Conventional methods for pet identification, such as tags and microchips, have their flaws. Tags can easily come loose, and not all pet owners are comfortable with the idea of microchipping their pets. Even those who are comfortable may encounter issues like chip damage and outdated databases.
In response to this challenge, Jesse Joonho Lim and Ken Daehyun Pak introduced an app called Petnow, designed to identify cats and dogs by scanning their facial features. Petnow, which has secured $5.25 million in funding from Daedeok Venture Partners and DigiCap at a valuation of $24 million, is currently participating in Startup Battlefield 200 at TC Disrupt 2023.
Before co-founding Petnow in 2018, Lim was a co-leader in a semiconductor startup named Chips&Media, which later pursued an IPO. Pak, who also holds a doctorate in electrical engineering like Lim, had a career spanning over a decade as an AI video processing researcher before joining Petnow.
At its core, Petnow operates by conducting a camera-based facial scan of a pet through a mobile app available on Android and iOS devices. Utilizing AI trained on approximately 200,000 images of dog and cat faces, collected both by the Petnow team and sourced from users’ pets, the app creates a unique biometric profile for each pet.
To address concerns about accidentally capturing other objects or individuals in the background, Petnow claims to employ an algorithm that automatically detects and focuses on dogs or cats while excluding any extraneous elements.
For dogs, Petnow records a “nose print,” asserting that a dog’s nose is as distinctive as a human fingerprint and remains unchanged over time, providing a reliable means of distinguishing between individual dogs. In the case of cats, Petnow examines a cat’s “facial contour,” which the company contends retains its distinctiveness due to cats’ unique grooming habits (though this claim may appear less certain than the concept of a dog’s nose print).
Lim and Pak envision Petnow being used for tasks such as pet registration without the need for a veterinarian, locating lost pets, and generating “pet IDs” to verify insurance status.
“The pet identification market may not be mature at the moment, but it will eventually become big,” Lim and Pak stated in an email interview with TechCrunch. “Pet identification technology is a fundamental product that can be continuously used by people, unlike products or services that go viral only for short periods of time. The market has great potential because pets should have IDs like people, and their data can be backed up to form an ultimate pet platform.”
Petnow claims that its algorithms boast a “99% accuracy” rate in identifying individual cats and dogs.

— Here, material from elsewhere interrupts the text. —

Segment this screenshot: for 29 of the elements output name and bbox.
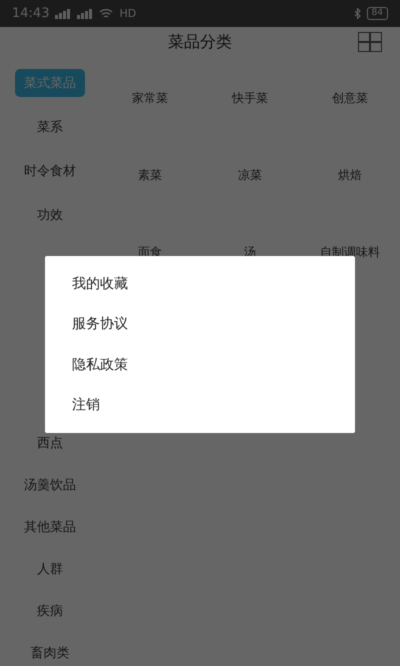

However, it’s well-documented that even the most advanced image-analyzing AI systems can exhibit bias, whether intentional or not.
For instance, facial recognition technology has led to the mistaken arrests of at least six Black individuals due to biases introduced during training, often stemming from inadequate representation of Black faces in datasets or the use of mugshot databases featuring a disproportionate number of Black faces photographed in poor lighting conditions, hindering the algorithm’s ability to differentiate between individuals.

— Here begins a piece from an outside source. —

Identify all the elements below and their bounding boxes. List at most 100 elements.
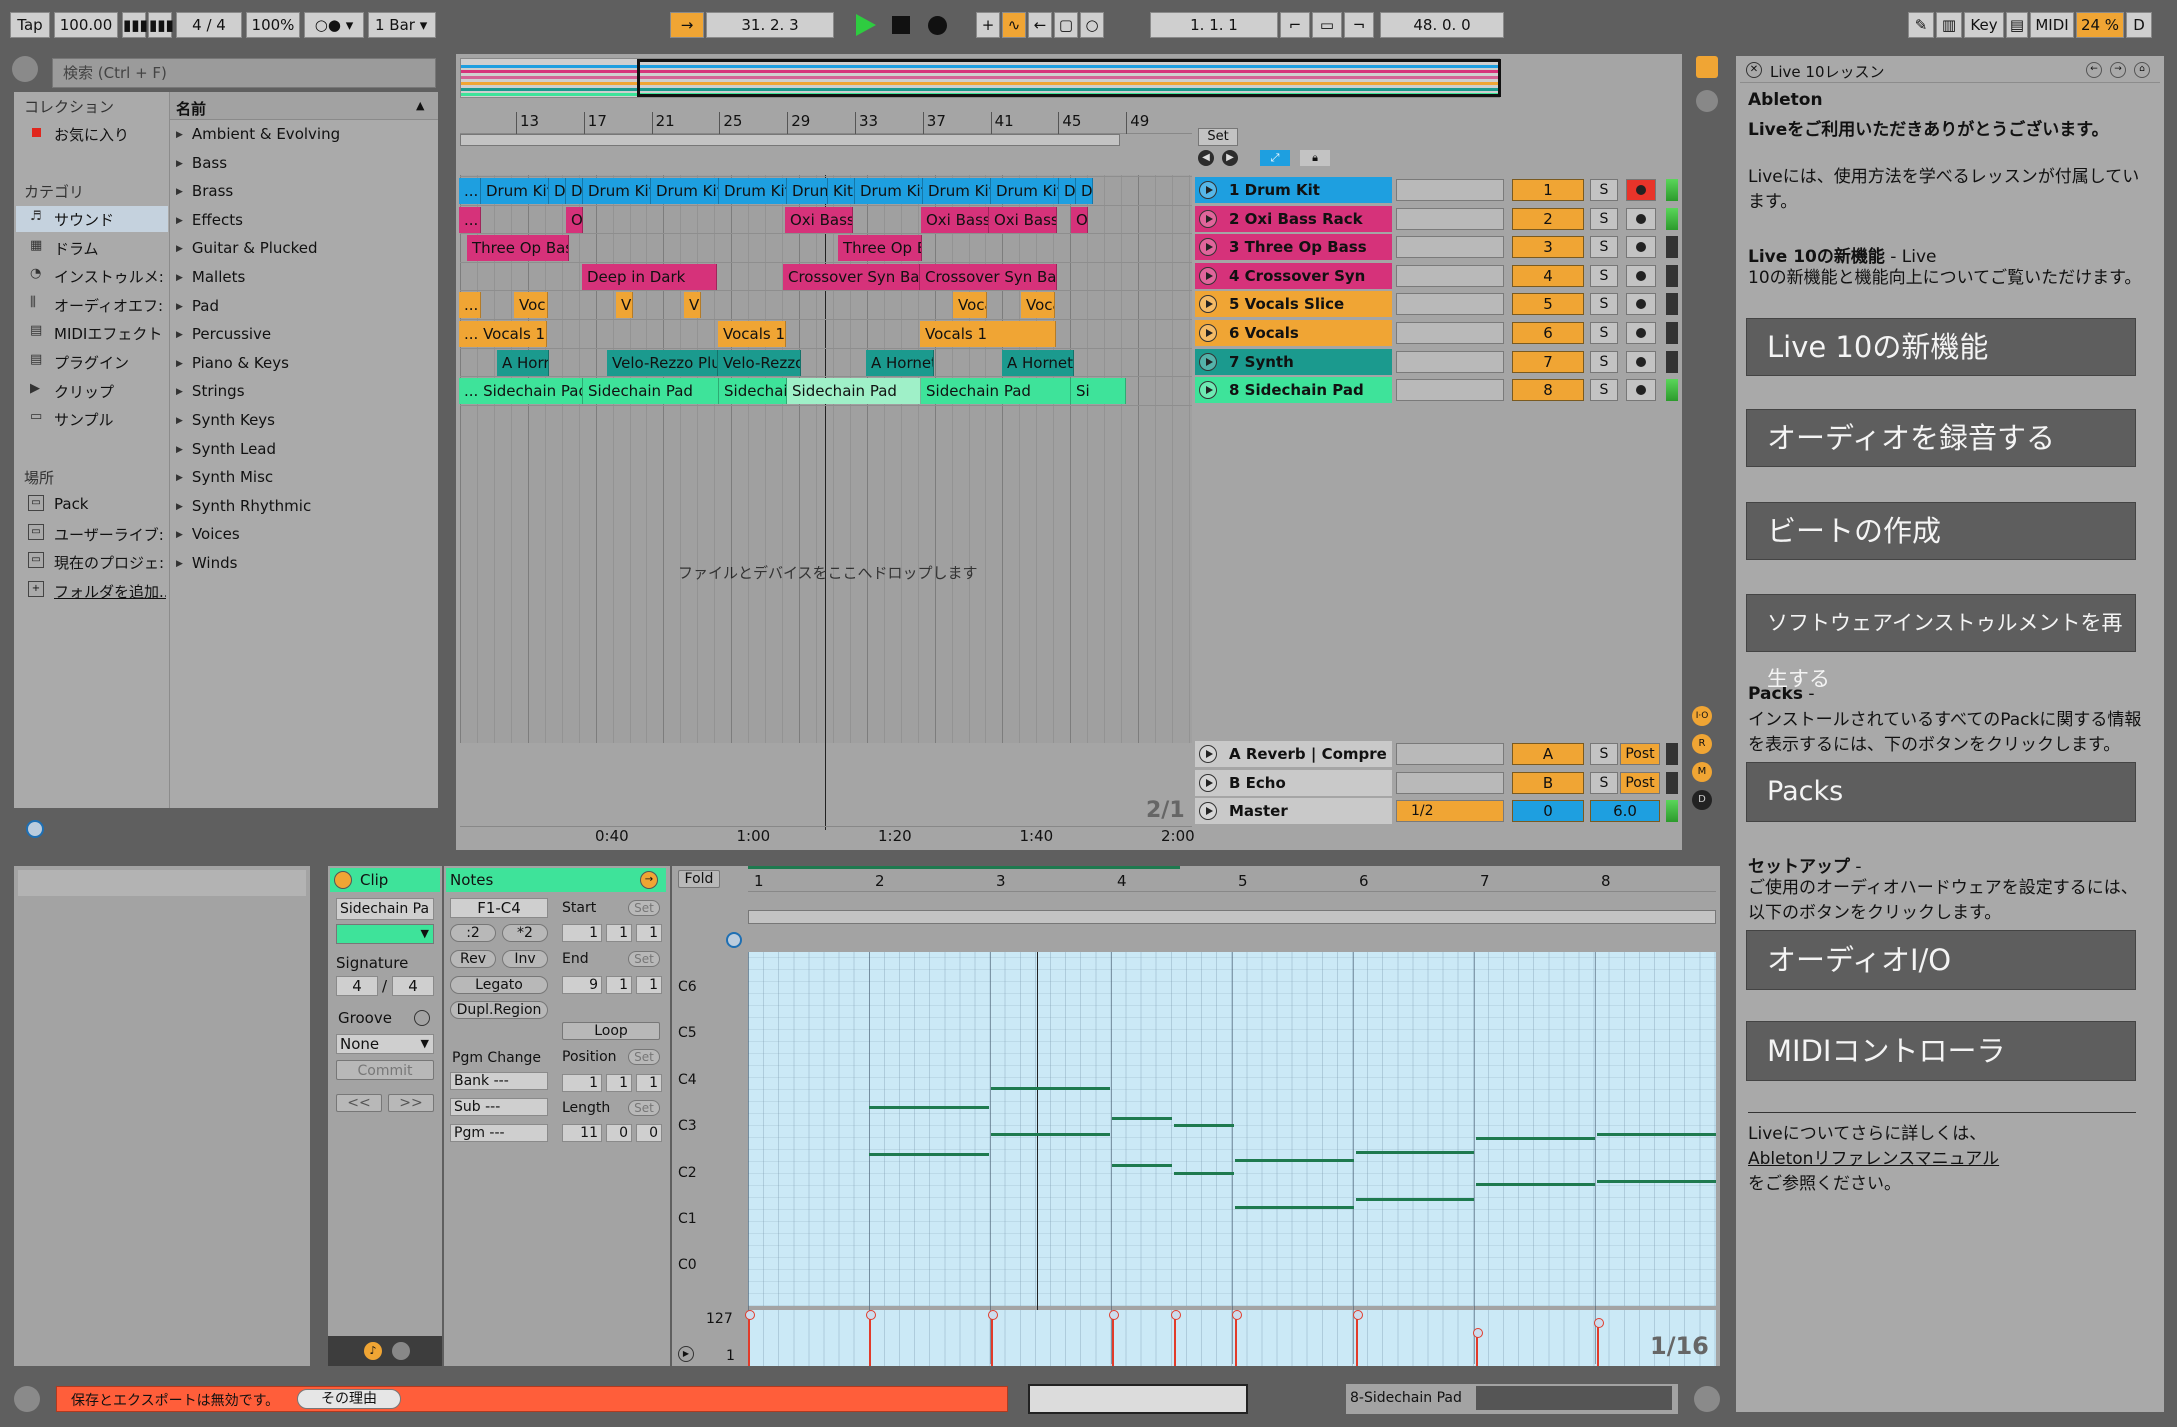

Setting aside the specific challenges of facial recognition, even experts struggle to differentiate between breeds of animals, let alone animals of the same breed. A recent study involving 5,000 dog experts nationwide found that only a small minority could correctly identify one of the breeds by analyzing their DNA.
Petnow asserts that its training database continues to expand, and it employs AI to ensure that pet photos are captured with optimal brightness and sharpness. The company also emphasizes its commitment to data privacy, stating that it does not share a user’s or pet’s information with third parties without the user’s consent and offers an option to delete stored data at any time. Petnow points to a study co-authored by its data scientists in the journal IEEE Access, which indicates that its dog nose-print identification technology achieved over 99% accuracy in distinguishing between noses. However, this study dates back to 2021 when the training dataset was presumably smaller, and the research on its cat facial recognition algorithm has yet to be made public.
While Petnow has garnered approximately 70,000 users, its adoption among pet care providers and shelters has been relatively slow, with only five undisclosed enterprise and public sector customers in France, Toronto, and South Korea, where the company is based. Petnow is currently in a pre-revenue stage, with a monthly burn rate of $150,000. However, it anticipates securing a contract with Korean domestic and international pet insurers by October, as well as launching pilots in France and collaborating with a metropolitan government in Canada for their pet registries.
Lim and Pak believe that there is substantial room for growth in the pet identification market, especially considering the rapid increase in pet ownership during the pandemic. They anticipate that government pet registry programs and partnerships with pet insurance providers will contribute to the expansion of their product across North America and Europe.
In conclusion, the effectiveness of Petnow’s technology remains a critical question. Petnow asserts its algorithms are highly accurate, but the challenges of bias and the difficulty of distinguishing between similar animals present potential concerns. Given the potential consequences, it is crucial that Petnow and similar technologies deliver on their promises of accurate pet identification to avoid misleading pet owners, which would be a particularly cruel form of deceptive advertising.